Sofyan dan Syahrial menjelaskan kepada Chandra tentang kekhawatiran Pemda Sumsel jika DPR tak memberi rekomendasi. Pasalnya rencana pembangunan Pelabuhan Tanjung Api-Api telah dipromosikan sampai ke luar negeri. Jadi jika sampai Menteri Kehutanan tak mengeluarkan izin prinsip lantaran tidak ada rekomendasi dari DPR, Pemda Sumsel akan malu sekali.
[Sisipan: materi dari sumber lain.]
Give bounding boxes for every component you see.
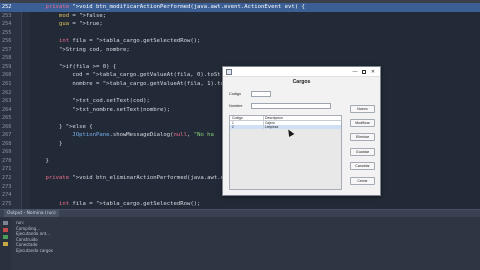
settings-icon[interactable]: [3, 242, 8, 246]
output-header: Output - Nomina (run): [0, 210, 480, 217]
cargos-dialog: — ✕ Cargos Codigo Nombre Codigo Descripc…: [222, 66, 381, 196]
codigo-label: Codigo: [229, 92, 242, 96]
column-divider[interactable]: [263, 116, 264, 129]
nombre-label: Nombre: [229, 104, 243, 108]
nombre-field[interactable]: [251, 103, 331, 109]
java-app-icon: [226, 69, 232, 75]
modificar-button[interactable]: Modificar: [350, 119, 375, 127]
cell-descripcion: Limpieza: [265, 125, 279, 130]
cerrar-button[interactable]: Cerrar: [350, 177, 375, 185]
cell-codigo: 2: [232, 125, 234, 130]
rerun-icon[interactable]: [3, 221, 8, 225]
maximize-icon: [362, 70, 366, 74]
stop-icon[interactable]: [3, 228, 8, 232]
eliminar-button[interactable]: Eliminar: [350, 133, 375, 141]
dialog-heading: Cargos: [292, 79, 311, 85]
cancelar-button[interactable]: Cancelar: [350, 162, 375, 170]
output-panel: Output - Nomina (run) run: Compiling... Ej…: [0, 209, 480, 270]
output-line: Ejecutando cargos: [16, 247, 53, 253]
codigo-field[interactable]: [251, 91, 271, 97]
nuevo-button[interactable]: Nuevo: [350, 105, 375, 113]
close-button[interactable]: ✕: [368, 67, 378, 77]
output-toolbar: [0, 218, 11, 270]
dialog-titlebar[interactable]: — ✕: [223, 67, 380, 77]
cargos-table[interactable]: Codigo Descripcion 1 Cajero 2 Limpieza: [229, 115, 342, 190]
table-row-selected[interactable]: 2 Limpieza: [230, 125, 341, 130]
run-icon[interactable]: [3, 235, 8, 239]
guardar-button[interactable]: Guardar: [350, 148, 375, 156]
output-tab[interactable]: Output - Nomina (run): [4, 210, 59, 217]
Menanggapi kekhawatiran Pemda Sumsel itu, Chandra menyanggupi untuk memberikan uang Rp5 miliar kepada Komisi IV.
Hasilnya pada 4 Juli 2007, Komisi IV telah mengeluarkan rekomendasi alih fungsi hutan lindung seluas 600 ha. Oleh karena itu menurut majelis, unsur ´dengan maksud supaya pegawai negeri atau penyelenggara negara tersebut berbuat atau tidak berbuat sesuatu dalam jabatannya, yang bertentangan dengan kewajibannya´ juga telah terbukti.
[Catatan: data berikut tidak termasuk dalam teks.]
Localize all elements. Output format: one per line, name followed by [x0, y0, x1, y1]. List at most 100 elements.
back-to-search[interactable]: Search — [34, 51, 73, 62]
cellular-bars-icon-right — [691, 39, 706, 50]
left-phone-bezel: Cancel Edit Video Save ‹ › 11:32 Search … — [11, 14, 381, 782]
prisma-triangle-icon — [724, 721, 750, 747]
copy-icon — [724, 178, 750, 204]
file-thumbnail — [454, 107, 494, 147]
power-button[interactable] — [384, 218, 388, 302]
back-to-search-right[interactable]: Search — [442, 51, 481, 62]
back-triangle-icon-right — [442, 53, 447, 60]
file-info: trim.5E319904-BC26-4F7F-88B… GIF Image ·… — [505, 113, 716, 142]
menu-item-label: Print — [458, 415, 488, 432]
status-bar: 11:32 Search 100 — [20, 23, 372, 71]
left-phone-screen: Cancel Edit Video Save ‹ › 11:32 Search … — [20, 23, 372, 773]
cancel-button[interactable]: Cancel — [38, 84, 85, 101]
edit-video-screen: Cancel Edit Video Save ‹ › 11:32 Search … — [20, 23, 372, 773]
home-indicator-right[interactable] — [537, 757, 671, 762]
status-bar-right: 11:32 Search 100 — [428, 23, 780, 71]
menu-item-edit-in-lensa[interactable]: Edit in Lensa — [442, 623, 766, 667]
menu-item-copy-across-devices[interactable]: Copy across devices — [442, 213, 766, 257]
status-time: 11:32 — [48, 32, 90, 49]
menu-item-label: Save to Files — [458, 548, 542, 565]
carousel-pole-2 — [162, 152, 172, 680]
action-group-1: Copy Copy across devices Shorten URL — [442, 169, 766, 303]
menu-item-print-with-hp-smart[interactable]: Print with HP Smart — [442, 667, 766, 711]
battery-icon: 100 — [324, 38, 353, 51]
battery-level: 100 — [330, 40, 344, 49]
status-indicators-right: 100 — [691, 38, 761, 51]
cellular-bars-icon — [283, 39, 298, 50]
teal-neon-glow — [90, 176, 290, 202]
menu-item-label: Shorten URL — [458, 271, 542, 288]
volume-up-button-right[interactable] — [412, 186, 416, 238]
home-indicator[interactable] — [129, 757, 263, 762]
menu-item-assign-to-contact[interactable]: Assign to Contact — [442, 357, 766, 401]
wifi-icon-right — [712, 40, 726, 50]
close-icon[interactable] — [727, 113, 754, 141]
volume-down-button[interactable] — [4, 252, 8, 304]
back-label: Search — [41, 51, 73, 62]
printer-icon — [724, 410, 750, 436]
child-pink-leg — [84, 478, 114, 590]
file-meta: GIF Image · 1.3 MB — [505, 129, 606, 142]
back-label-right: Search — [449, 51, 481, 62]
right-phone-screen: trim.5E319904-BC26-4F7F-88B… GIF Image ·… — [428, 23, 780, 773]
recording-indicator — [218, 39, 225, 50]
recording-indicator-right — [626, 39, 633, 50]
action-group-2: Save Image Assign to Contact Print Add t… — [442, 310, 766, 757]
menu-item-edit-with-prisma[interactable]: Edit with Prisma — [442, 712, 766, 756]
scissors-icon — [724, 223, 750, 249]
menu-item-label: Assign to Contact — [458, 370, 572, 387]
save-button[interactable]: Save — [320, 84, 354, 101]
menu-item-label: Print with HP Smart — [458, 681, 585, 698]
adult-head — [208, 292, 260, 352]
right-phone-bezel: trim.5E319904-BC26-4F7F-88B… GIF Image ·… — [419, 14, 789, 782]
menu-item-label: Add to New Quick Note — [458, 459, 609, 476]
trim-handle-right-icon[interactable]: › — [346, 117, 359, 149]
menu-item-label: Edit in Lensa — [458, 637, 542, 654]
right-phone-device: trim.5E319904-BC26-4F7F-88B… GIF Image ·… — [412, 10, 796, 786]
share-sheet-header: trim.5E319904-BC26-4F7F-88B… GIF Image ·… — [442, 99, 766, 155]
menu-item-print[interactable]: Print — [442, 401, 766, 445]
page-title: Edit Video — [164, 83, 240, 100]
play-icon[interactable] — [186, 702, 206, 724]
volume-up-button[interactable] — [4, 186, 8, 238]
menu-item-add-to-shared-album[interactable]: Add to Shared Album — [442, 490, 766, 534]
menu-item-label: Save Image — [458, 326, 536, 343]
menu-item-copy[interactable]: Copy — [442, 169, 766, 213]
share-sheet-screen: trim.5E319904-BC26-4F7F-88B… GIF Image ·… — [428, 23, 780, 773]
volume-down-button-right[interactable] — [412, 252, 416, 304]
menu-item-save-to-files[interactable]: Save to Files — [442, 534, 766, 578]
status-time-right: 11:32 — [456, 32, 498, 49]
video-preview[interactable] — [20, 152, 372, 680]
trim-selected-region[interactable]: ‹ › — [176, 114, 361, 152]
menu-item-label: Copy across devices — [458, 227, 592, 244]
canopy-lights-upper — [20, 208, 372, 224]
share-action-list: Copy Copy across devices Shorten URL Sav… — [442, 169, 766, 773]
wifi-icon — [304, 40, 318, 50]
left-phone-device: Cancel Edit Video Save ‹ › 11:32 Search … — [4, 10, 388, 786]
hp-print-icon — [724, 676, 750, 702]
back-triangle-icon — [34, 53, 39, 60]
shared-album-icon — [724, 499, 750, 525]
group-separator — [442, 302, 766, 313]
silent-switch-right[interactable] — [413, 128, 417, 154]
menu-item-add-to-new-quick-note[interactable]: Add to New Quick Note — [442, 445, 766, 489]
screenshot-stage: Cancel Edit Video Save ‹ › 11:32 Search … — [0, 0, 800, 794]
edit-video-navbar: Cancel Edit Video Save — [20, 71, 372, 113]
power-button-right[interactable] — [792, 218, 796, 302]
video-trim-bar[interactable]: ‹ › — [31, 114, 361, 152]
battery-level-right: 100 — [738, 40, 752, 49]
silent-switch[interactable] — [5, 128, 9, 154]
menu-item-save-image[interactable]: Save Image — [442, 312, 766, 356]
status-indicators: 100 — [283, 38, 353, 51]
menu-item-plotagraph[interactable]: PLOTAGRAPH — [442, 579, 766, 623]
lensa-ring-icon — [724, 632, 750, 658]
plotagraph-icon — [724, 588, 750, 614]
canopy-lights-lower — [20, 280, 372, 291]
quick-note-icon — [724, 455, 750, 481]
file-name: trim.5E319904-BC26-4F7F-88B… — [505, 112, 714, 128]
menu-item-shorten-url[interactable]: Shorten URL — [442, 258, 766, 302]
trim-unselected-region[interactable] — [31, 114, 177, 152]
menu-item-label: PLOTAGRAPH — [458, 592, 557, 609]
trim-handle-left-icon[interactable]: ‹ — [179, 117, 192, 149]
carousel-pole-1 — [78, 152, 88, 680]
Pada pertimbangan hukum yang lain, hakim melihat pemberian cek perjalanan oleh Chandra bukan hanya atas perintah Sofyan dan Syahrial. Chandra, kata hakim, juga memiliki kepentingan dalam perkara ini. Alasannya karena dari awal Chandra juga ikut melakukan pembicaraan mengenai rencana pemberian uang dan juga memberikan langsung kepada anggota DPR. Pertimbangan hakim ini sekaligus mematahkan pledoi penasehat hukum Chandra yang mengatakan pihak yang punya kepentingan alih fungsi hutan lindung tersebut hanya Pemda Sumsel.
Chandra tidak sendiri
Meski dinyatakan terbukti melakukan penyuapan, Chandra patut ‘berterima kasih' kepada hakim. Pasalnya, ia tak ditetapkan sebagai pelaku tunggal dalam perkara ini. Hakim melihat peran Sofyan dan Syahrial juga penting untuk menyuap anggota DPR. Sofyan dan Syahrial adalah orang yang merencanakan pemberian uang. Sementara Chandra yang melaksanakan pemberian uang itu.
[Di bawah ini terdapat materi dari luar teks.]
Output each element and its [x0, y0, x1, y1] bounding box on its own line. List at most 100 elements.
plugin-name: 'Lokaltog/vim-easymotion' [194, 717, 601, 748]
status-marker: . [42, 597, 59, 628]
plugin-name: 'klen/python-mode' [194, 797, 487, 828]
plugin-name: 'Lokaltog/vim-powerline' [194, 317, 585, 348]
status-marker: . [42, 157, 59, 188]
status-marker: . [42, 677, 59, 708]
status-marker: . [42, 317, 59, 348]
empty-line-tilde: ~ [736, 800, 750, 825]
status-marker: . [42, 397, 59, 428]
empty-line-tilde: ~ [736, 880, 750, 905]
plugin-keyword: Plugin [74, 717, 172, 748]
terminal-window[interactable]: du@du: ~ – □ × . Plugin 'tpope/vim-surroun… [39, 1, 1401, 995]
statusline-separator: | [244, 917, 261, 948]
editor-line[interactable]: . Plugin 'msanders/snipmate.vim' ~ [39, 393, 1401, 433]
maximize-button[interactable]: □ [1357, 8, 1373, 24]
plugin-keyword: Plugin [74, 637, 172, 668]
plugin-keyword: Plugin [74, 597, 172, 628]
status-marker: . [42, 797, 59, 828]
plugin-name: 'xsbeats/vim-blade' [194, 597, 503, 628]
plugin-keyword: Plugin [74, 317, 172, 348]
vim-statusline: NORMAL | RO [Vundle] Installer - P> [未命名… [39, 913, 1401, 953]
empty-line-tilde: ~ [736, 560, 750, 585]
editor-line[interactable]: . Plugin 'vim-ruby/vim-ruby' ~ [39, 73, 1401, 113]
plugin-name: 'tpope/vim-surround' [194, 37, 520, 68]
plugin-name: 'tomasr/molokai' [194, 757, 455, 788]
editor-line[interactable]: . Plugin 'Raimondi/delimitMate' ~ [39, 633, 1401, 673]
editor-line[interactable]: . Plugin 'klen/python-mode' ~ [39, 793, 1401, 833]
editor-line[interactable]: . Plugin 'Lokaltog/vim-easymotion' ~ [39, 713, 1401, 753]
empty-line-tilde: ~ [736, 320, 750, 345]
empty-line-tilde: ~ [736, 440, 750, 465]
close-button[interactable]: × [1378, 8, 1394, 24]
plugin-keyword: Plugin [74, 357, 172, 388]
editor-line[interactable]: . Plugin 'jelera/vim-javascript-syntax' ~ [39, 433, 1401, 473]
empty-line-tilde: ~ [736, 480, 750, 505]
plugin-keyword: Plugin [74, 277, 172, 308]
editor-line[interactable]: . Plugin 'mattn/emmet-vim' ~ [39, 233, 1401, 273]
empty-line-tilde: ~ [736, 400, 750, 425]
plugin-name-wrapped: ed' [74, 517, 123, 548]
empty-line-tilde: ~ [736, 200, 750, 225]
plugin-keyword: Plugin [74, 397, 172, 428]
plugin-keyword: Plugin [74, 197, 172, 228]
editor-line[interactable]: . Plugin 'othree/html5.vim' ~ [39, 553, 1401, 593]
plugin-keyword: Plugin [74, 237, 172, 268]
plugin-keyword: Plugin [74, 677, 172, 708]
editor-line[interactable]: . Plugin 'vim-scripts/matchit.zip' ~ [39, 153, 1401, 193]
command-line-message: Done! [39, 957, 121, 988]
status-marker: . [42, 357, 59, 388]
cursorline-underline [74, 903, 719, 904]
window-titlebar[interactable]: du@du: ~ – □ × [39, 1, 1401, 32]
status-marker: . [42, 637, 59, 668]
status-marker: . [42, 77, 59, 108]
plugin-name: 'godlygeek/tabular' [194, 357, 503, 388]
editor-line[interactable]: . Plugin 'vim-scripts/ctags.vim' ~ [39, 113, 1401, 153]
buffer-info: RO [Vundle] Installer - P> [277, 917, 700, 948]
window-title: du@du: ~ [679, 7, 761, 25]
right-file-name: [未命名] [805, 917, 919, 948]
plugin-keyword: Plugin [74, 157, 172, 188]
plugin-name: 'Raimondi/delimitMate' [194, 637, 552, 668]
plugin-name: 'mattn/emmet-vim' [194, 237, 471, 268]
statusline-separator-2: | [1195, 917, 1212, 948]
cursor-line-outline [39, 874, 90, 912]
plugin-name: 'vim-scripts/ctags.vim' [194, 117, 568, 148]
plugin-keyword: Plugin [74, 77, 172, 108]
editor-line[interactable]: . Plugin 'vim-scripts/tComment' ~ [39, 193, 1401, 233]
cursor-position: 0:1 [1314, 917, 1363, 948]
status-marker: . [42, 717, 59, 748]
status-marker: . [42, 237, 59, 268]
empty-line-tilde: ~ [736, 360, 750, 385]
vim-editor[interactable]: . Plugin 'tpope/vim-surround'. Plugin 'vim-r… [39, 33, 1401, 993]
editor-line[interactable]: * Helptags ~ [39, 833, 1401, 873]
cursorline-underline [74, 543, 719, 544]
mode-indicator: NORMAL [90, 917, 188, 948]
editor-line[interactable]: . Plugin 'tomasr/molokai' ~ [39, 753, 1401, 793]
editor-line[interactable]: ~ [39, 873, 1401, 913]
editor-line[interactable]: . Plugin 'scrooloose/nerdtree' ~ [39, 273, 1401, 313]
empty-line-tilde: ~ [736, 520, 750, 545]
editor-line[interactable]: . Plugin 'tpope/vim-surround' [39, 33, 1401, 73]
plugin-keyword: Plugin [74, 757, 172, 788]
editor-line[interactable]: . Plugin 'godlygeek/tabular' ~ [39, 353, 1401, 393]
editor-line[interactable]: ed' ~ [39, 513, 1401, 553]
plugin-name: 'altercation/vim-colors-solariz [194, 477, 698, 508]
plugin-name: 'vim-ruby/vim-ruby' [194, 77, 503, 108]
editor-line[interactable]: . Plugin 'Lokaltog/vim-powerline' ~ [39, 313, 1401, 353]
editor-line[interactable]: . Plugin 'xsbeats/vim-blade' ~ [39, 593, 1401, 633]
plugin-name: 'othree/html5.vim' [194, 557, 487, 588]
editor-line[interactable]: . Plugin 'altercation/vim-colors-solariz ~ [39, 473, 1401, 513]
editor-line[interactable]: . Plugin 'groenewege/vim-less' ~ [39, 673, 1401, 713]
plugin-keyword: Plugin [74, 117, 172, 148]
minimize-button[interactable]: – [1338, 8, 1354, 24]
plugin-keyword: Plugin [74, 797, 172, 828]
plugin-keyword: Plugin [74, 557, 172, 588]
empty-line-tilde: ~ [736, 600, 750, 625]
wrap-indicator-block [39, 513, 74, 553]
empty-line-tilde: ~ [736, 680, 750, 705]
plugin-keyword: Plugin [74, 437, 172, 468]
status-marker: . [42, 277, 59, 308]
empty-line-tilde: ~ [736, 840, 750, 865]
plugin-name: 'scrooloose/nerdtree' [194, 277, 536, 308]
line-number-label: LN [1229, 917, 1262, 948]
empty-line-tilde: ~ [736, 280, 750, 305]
Dengan demikian terlihat suatu bentuk kerjasama yang sedemikian erat dan sama- sama diinsafi oleh terdakwa bersama Syahrial Oesman dan Sofyan Rebuin dalam merencanakan dan mewujudkan rencana tersebut dengan peranan yang sama derajatnya yaitu memberikan uang Rp.5 miliar kepada anggota komisi IV DPR yang membahas rekomendasi alih fungsi hutan lindung tersebut, ujar Hakim I Made Hendra.
Sehingga demikian telah terjadi suatu bentuk penyertaan sebagaimana yang dimaksud pasal 55 ayat (1) kesatu KUHAP. Bentuk penyertaan antara terdakwa dan Syahrial Oesman serta saksi Sofyan Rebuin sebagai pelaku bersama atau mededader, kata I Made Hendra. Syahrial Oesman sendiri sudah ditetapkan sebagai tersangka oleh KPK, sedangkan Sofyan Rebuin sampai sekarang statusnya masih sebagai saksi.
Di dalam persidangan Chandra tidak mengajukan banding atas vonis hakim. Saya menerimanya majelis, ujarnya setelah berkonsultasi dengan penasehat hukum. Penasehat hukum Chandra, Dedi I. Arruanpitu menegaskan sikap Chandra. Ia mengatakan bahwa Chandra tidak ada niat untuk menghindar dari hukuman yang ada dan akan ‘menikmati' hukumannya ini. Terlebih lagi menurut pengalaman yang ada bahwa setiap banding yang dilakukan akan selalu tidak sesuai dengan harapan kita, tambahnya.
Berbeda dengan Chandra, penuntut umum menyatakan pikir-pikir atas putusan hakim. Namun begitu mereka mengaku puas, Pertimbangan hakim sudah sama dengan tuntutan, ujarnya kepada wartawan.